“什么?他居然自己把河道监管送给刺史了?!这个蠢货!蠢货!”杨小林气得直拍桌子。他气急败坏地背着双手来回走动,边走边走:“那帮人正愁抓不到我的把柄,他倒好,把人送过去给他们审。成事不足,败事有余!”
“姐夫,现在怎么办?”乔奭深知事情的严重性。
杨小林停了下来,冷静地说:“得做好两手准备了。我三弟那里都交代好了?”
“都交代好了,三哥说人手随时都可以安排,就等姐夫的命令了。”
“应该也就这几天了。”杨小林望了望屋外的大雨,如是说。他又想起另一件事,对乔奭说:“另外,你去打听一下那个河道监管被关在哪里,再去一趟他家里,你过来。”
乔奭附耳过去,杨小林跟他耳语了一番。
次日,丁五味与楚天佑、赵羽、柴光耀一道依次前往五个粥场视察,安抚灾民。鉴于丁五味上次的落水事件,这次柴光耀多派了几名侍卫贴身保护他,再加上赵羽,按说应该不会有什么事。
一行人披着厚厚的蓑衣,戴着斗笠,趟在泥泞中,走过一间一间临时腾出来的屋子,甚至是临时搭建的棚子。
虽说已是夏日,但阴雨不断,又夹杂着风,天气还是有些凉。灾民都挤在一处,在屋内的还好,无奈被安排在棚子里的青壮年有的裹着被子也忍不住瑟瑟发抖。年轻人照顾着老人,大人护着孩子,大家相互扶持,相互依偎。那一张张脸,或愁苦,或迷茫,或懵懂无知,或满眼浑浊,或充满渴望,都眼巴巴地望着这群被侍卫簇拥着的人。
看着这一张张饱经风霜的脸,楚天佑觉得自己无地自容,心里说不出的疼。古今成大事者,莫不以民为贵,以民为本,以民为重,君轻而民贵。他一直记得父王的教诲,可是,他没做好,他的子民受苦了。
丁五味同样不好受,完全没了平日嘻嘻哈哈的样子。这些无家可归的人勾起了他幼时流落街头的记忆。他小小年纪,也曾在凄风苦雨中瑟缩着抱紧自己小小的身子躲在别人家的屋檐下避雨,有时还被当成乞丐驱赶。那时候,他多希望有一间不漏雨的屋子给他遮风挡雨,那时候,他也是吃了上顿没下顿。他想着想着,鼻子酸酸的,眼圈也红了。他不敢说话,他怕一开口就忍不住哭出来。

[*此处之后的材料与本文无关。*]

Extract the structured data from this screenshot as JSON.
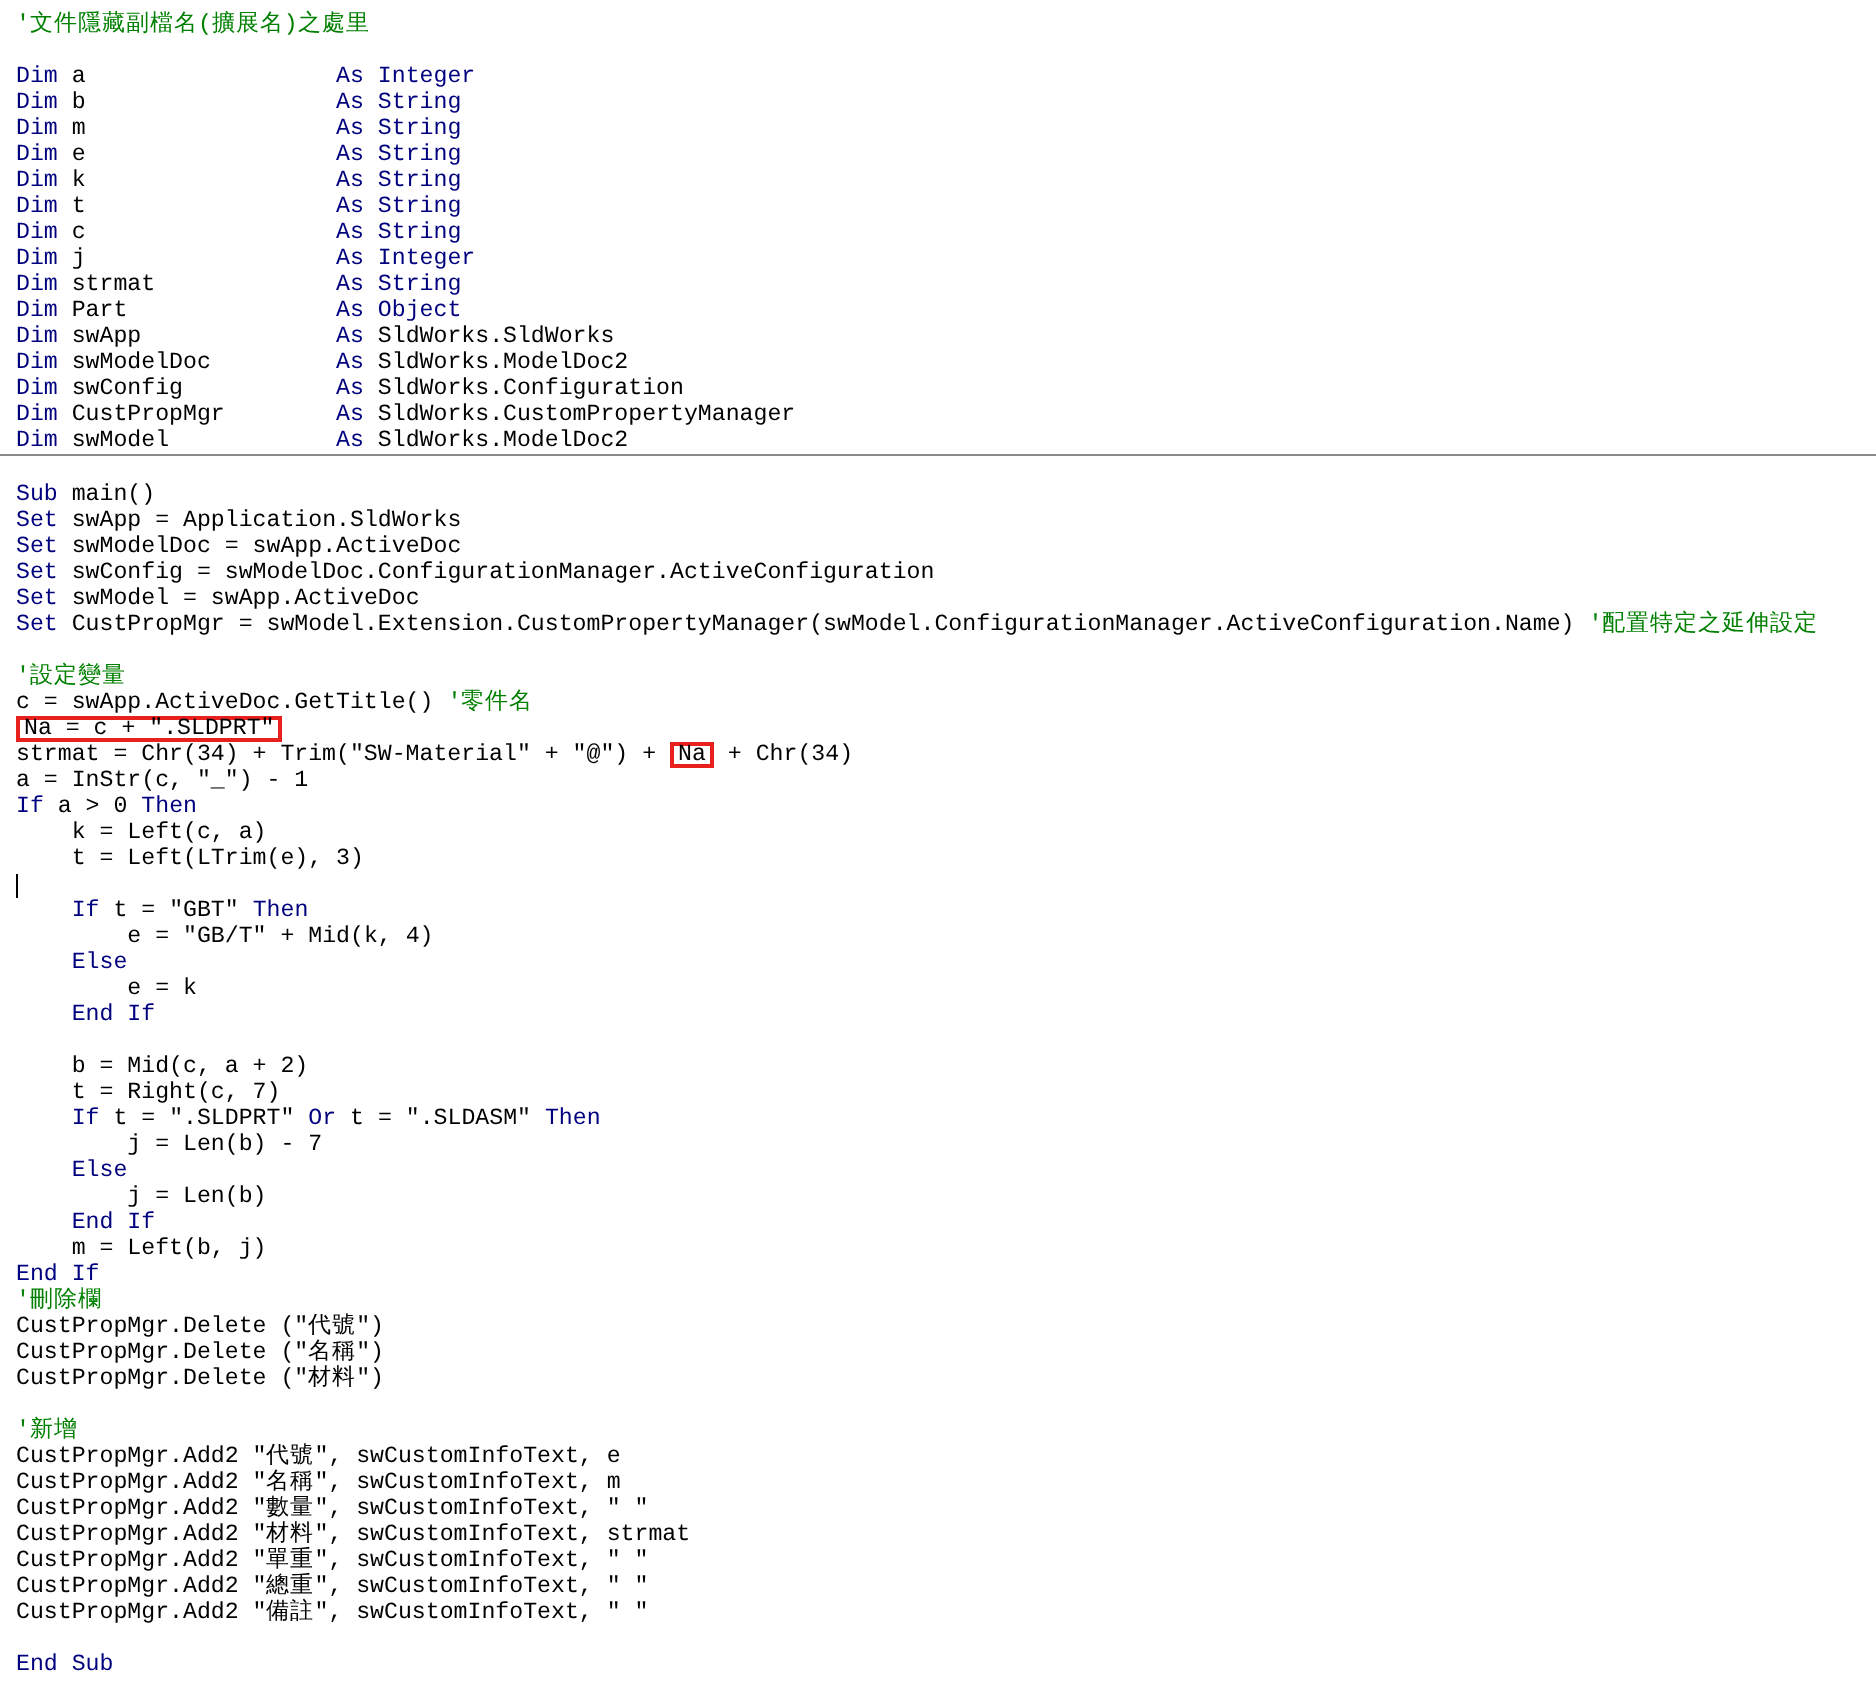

此时正好临近晌午,厨子刚煮好粥,丁五味提出去粥棚看看。满满的几口大锅都冒着热气,让人在这寒冷的天气里感受到了一丝温暖。热气氤氲,甚至熏得人眼眶湿润。虽说只是白粥,但米香味被风吹得飘出来,依旧让食不果腹的人们流口水。此时此刻,一碗白米粥便是世上最美味的珍馐。
丁五味拿起每口大锅里的勺子伸到锅底搅了搅,粥很粘稠,他满意地点了点头。对负责食宿的差役吩咐道:“粥煮好了就赶紧安排大伙儿吃饭吧,都饿着呢,放久了也会凉。”
“是,大人,我们已经在安排了。”差役们各行其是,不一会儿,灾民们携老扶幼拿着碗排队打粥,丁五味他们在旁边看着。
“诶,钦差大人!那不是钦差大人?”突然一声惊呼传来,人群里顿时炸开了锅。
“钦差大人?”
“真的是啊,我在河堤上见过。”
“钦差大人!”
“真的是钦差大人!”
……
好好的队伍突然就乱了,人们呼喊着、拥挤着朝丁五味涌过来。
“谢谢钦差大人”
“钦差大人救救我们吧”
……
柴光耀赶紧挡在丁五味前面,高声喊道:“各位,各位,各位父老乡亲们,钦差大人一直在为大家操劳,大家放心,国主派钦差大人亲自过来就是来救我们的,朝廷在想法子救助我们,大家不要恐慌。昨日钦差大人亲自上河堤视察,结果遇险。大人来不及休息,今天又来这里视察,就是来帮……”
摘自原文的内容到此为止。